Un bambino atteso, e morto prima di vedere la luce, non è “un grumo di materia”, ma un piccolo essere amato e cullato, anche se per poche settimane, nel corpo, nella mente e nel cuore. Un figlio che senti crescere in te, al quale parli e dai un nome, che abita i tuoi sogni più segreti e quando se ne va, all’improvviso e senza fare rumore, lascia un ricordo struggente. Un dolore che non è proporzionale alle sue settimane di vita e rimane per sempre, anche se negli anni diventa dolce e leggero come il peso di un bambino addormentato.

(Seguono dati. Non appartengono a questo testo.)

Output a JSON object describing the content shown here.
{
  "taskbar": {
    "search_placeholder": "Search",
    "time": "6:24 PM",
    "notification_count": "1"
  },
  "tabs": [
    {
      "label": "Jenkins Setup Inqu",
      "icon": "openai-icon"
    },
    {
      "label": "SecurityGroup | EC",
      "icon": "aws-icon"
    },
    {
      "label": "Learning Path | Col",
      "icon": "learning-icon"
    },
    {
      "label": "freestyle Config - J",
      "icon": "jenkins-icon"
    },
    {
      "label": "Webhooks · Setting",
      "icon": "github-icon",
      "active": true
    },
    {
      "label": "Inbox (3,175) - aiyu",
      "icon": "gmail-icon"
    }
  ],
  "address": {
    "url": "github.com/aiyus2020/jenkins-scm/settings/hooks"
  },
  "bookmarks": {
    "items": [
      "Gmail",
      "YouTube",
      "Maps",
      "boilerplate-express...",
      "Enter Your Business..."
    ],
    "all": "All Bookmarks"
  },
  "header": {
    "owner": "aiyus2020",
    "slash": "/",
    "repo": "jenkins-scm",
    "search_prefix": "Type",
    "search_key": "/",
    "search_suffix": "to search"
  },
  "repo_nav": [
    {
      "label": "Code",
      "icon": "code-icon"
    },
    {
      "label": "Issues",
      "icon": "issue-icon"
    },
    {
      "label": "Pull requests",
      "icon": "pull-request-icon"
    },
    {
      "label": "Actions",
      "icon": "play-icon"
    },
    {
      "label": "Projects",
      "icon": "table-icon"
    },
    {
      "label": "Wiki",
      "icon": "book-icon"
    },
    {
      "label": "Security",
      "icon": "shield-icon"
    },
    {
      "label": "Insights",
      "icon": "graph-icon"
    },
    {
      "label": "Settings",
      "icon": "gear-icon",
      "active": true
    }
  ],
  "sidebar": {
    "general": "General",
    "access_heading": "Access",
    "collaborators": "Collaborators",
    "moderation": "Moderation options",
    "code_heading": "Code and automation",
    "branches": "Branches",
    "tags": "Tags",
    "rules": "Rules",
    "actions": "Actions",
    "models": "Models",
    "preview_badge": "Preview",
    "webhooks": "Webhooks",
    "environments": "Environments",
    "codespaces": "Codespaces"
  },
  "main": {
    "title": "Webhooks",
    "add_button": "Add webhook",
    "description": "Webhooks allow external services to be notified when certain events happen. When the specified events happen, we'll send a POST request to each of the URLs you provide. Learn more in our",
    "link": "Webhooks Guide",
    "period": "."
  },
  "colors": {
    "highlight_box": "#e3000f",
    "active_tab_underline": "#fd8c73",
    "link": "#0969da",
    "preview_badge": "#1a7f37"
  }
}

Ecco perché non è accettabile sentir liquidare come “brutto film, vecchio e clericale”, “ingerenza intollerabile”, “palese buffonata” l’approvazione della delibera della giunta Renzi volta a creare nel cimitero fiorentino di Trespiano un’area per la sepoltura dei bambini non nati, dei feti insomma. Eppure è quello che ha fatto sul suo blog, con una veemenza e un livore difficilmente comprensibili, Lidia Ravera, assessore alla Cultura e alle politiche giovanili della Regione Lazio. È di ieri la notizia della lettera inviata da 50 realtà del Forum associazioni familiari del Lazio, che contano nell‘insieme 500mila aderenti, al presidente della Regione Nicola Zingaretti per chiedere le dimissioni della Ravera, le cui parole risultano offensive e incompatibili col ruolo istituzionale ricoperto. Una grave insensibilità nei confronti di chi ha perduto il proprio bambino e non si rassegna all’idea che venga smaltito come “rifiuto ospedaliero”, ma anche nei confronti di quelle donne di cui sembra volersi fare portavoce, quelle che per giovanissima età, paura, solitudine, povertà, il loro bambino hanno deciso di non tenerlo, e per le quali, secondo l’assessore della Regione Lazio, l’istituzione del “cimiterino” rappresenterebbe una forma di “sadismo di Stato”.
Ma come si può pensare a un intento di colpevolizzazione di chi probabilmente sarà già vittima di rimorsi che in molti casi sfociano in ciò che viene identificato come sindrome post abortiva? Si tratta piuttosto di un gesto di pietà e di rispetto, uno di qui gesti che dicono il grado di umanità, nel senso più vero del termine, di una società che pretende di essere civile.